What did you do before you joined the FutureEverything team?
My passion for making a social, environmental and cultural impact brought me to Manchester to spend a year researching social entrepreneurship and innovation. Before that I was a Telecoms Engineer. At the time, people told me I couldn’t go up the ladder as I didn’t have University education (at age of 27). Five years later, I had a BEng and PGR masters from Manchester Business School, but had lost my interest in working in that industry. Since then I’ve worked on various projects, including working as accelerator manager for Wayra UK, supporting the growth of impact ventures. I also launched Manchester Social Entrepreneurs.
I was drawn to FutureEverything as a social enterprise working at the intersection of arts, culture and technology. Our art-led work and collaborations harness creativity and technology to drive experiential and thought-provoking innovation and social impact. I like to believe that we challenge and influence the existing cultural stereotypes that shape our society. The team also has strong core values that I totally align with. We say transparency, for example, and we apply that in our day-to-day in ways that, sometimes, are so open that it’s overwhelming (in a good way).
Do you have a favourite FutureEverything project?
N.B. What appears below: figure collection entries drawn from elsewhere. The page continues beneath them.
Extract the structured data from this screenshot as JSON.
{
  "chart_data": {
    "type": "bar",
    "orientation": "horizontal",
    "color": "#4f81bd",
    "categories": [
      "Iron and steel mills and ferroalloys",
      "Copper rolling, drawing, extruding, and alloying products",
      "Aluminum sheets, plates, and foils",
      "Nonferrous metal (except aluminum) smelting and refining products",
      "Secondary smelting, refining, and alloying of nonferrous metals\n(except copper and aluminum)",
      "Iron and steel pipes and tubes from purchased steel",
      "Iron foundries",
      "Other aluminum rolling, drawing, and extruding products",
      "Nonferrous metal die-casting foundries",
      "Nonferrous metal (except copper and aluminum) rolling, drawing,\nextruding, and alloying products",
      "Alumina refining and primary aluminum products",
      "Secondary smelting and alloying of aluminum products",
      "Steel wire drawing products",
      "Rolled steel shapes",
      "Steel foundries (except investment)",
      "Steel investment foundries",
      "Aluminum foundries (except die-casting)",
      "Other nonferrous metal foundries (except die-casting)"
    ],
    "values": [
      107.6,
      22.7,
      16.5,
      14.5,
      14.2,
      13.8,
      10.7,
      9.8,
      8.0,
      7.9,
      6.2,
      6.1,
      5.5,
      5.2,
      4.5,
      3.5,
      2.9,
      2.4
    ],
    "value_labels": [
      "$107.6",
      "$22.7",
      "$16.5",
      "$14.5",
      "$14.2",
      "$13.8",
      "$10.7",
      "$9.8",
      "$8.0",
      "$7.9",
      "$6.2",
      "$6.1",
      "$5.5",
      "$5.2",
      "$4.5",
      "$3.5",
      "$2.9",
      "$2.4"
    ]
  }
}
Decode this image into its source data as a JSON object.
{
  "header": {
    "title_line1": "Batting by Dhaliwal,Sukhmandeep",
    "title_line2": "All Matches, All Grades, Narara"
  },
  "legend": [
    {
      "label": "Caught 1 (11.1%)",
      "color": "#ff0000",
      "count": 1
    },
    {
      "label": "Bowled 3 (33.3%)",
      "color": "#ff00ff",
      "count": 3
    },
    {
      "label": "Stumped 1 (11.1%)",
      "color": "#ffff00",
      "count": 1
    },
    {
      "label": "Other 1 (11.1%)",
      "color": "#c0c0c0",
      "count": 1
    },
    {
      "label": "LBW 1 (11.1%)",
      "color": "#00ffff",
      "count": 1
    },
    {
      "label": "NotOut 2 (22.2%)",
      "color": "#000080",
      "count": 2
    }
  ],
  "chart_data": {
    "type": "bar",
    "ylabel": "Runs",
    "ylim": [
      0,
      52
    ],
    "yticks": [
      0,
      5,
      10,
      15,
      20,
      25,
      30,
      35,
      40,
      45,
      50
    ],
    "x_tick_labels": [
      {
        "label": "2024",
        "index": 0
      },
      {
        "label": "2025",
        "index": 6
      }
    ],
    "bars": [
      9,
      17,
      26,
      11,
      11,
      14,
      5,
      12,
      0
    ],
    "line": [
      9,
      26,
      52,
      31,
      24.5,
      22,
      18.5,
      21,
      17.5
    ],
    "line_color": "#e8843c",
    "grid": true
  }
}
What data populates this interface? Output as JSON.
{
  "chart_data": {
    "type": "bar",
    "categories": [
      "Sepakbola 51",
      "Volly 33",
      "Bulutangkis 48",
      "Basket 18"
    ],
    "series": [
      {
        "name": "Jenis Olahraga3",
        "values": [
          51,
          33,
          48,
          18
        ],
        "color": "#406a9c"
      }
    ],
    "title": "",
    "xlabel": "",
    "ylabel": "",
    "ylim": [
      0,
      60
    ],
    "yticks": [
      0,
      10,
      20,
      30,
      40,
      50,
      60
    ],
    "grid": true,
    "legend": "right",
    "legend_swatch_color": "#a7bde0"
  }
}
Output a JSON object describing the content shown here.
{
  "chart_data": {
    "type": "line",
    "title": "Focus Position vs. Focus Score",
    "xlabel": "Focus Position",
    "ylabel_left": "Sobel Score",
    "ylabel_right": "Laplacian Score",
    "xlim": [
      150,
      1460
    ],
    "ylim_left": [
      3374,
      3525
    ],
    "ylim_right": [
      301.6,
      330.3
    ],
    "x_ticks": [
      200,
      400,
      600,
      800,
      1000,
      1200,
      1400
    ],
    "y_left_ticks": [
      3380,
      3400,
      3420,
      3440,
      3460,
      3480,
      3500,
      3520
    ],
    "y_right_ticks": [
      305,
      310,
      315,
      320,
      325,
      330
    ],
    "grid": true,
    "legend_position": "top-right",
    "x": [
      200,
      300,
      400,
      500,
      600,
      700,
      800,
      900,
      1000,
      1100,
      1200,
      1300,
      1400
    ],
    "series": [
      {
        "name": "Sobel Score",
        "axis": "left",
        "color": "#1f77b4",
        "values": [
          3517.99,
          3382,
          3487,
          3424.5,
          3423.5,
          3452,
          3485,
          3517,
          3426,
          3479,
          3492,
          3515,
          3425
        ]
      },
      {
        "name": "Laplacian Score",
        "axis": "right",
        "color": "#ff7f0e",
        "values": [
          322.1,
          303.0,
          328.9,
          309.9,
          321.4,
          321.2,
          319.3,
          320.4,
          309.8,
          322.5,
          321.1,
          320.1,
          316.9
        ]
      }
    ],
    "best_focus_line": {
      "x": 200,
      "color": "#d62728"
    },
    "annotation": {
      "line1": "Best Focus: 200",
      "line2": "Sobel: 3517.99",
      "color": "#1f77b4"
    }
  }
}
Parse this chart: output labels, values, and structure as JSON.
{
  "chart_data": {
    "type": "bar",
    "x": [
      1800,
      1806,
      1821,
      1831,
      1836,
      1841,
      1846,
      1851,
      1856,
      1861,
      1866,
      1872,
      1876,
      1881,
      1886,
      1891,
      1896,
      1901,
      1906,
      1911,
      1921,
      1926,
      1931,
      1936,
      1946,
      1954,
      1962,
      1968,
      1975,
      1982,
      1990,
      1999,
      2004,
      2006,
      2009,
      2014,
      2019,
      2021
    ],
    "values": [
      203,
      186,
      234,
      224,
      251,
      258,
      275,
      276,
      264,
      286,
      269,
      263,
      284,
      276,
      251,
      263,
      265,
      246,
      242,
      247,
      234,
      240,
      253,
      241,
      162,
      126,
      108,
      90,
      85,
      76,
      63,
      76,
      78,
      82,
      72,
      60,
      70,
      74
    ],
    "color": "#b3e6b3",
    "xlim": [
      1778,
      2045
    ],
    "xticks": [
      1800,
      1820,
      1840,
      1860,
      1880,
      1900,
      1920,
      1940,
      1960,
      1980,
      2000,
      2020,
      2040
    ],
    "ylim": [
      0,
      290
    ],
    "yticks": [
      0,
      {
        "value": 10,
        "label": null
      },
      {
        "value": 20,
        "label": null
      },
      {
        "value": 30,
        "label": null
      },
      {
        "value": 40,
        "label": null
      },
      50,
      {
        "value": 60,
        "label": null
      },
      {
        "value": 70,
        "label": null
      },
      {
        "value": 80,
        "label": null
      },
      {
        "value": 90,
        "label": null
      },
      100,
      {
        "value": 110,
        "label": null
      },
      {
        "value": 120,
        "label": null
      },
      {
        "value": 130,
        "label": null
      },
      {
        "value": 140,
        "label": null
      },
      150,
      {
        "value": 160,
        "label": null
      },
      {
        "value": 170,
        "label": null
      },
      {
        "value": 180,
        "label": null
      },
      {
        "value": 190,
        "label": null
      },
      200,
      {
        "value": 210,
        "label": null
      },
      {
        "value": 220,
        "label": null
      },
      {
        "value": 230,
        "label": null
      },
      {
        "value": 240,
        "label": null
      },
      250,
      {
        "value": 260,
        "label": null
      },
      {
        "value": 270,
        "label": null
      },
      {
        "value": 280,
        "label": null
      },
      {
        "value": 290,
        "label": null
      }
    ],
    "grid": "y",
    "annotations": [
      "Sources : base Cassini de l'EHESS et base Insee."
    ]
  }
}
That’s a hard one! Amongst my favourite projects is By the Code of Soil, an artistic representation of the GROW Citizen Observatory data, created by artists Kasia Molga and Scanner. The project turns soil data into digital art that appears on participants’ computers whenever land-mapping satellite Sentinel-1 passes overhead. Super exciting and cool! There is further development of that idea with de(Compositions) – another artwork by Kasia that increases our awareness about the importance of the ground underneath our feet. Soil is something we take so much for granted but which is critical for life on Earth, our planet’s biosphere! I would urge everyone to read Kasia’s work and self-reflection in the process of discovering the project.
What are you most interested in or excited about in the current digital art and culture space?
Arts and culture has always been a catalyst of change in our societies. It is apparent from ancient Greece to today. Personally, I am very passionate about the challenge of making the business world more ethical, diverse, transparent and environmentally responsible, and where there is challenge there is opportunity. I think for the Arts & Culture sector that should be something we all explore. How do we showcase, inspire, enable businesses to think differently using arts as a catalyst? It’s also one of the reasons why I chose By the Code of Soil as my favourite project, it has the capacity to change the way you perceive things around you, to be thought provoking.
And what about when you’re not at work – what do you get up to outside of FutureEverything?
I like supporting people with ideas set to change the impacts of business in the society and the environment, work I mostly do through the Manchester Social Entrepreneurs community
Other than that, I like to keep my body and mind healthy. If you haven’t figured it out already – I’m Greek, and our ancestors had this saying: “Healthy mind in a healthy body.” I try to keep that in check for me. I also enjoy extreme sports – favourites are snowboarding and wakeboarding, but also freediving in the sea. I love to spend some time each year free camping in the most remote island of Europe, on a beach. It’s my switch-off and my calibration.
What about music – what are you listening to right now?
I’m usually listening to classic Rock (The Doors, Queen, the Rolling Stones). Or, when I wish to focus and have less lyrical distraction I turn to electronic music. Jan Blomqvist is amongst my favourites (and a very cool down-to-earth guy). Check out my favourite Jan Blomqvist song – “Something Says”
Last but not least, tell us about an artist or creator that everyone needs to know about
Sebastião Salgado, if you don’t know him already. His biography – The Salt of the Earth – is so powerful, both in regards to his life and work (which are almost one!). I’ve watched it a number of times. He has spent forty years documenting deprived societies in hidden corners of the world! Definitely check him out.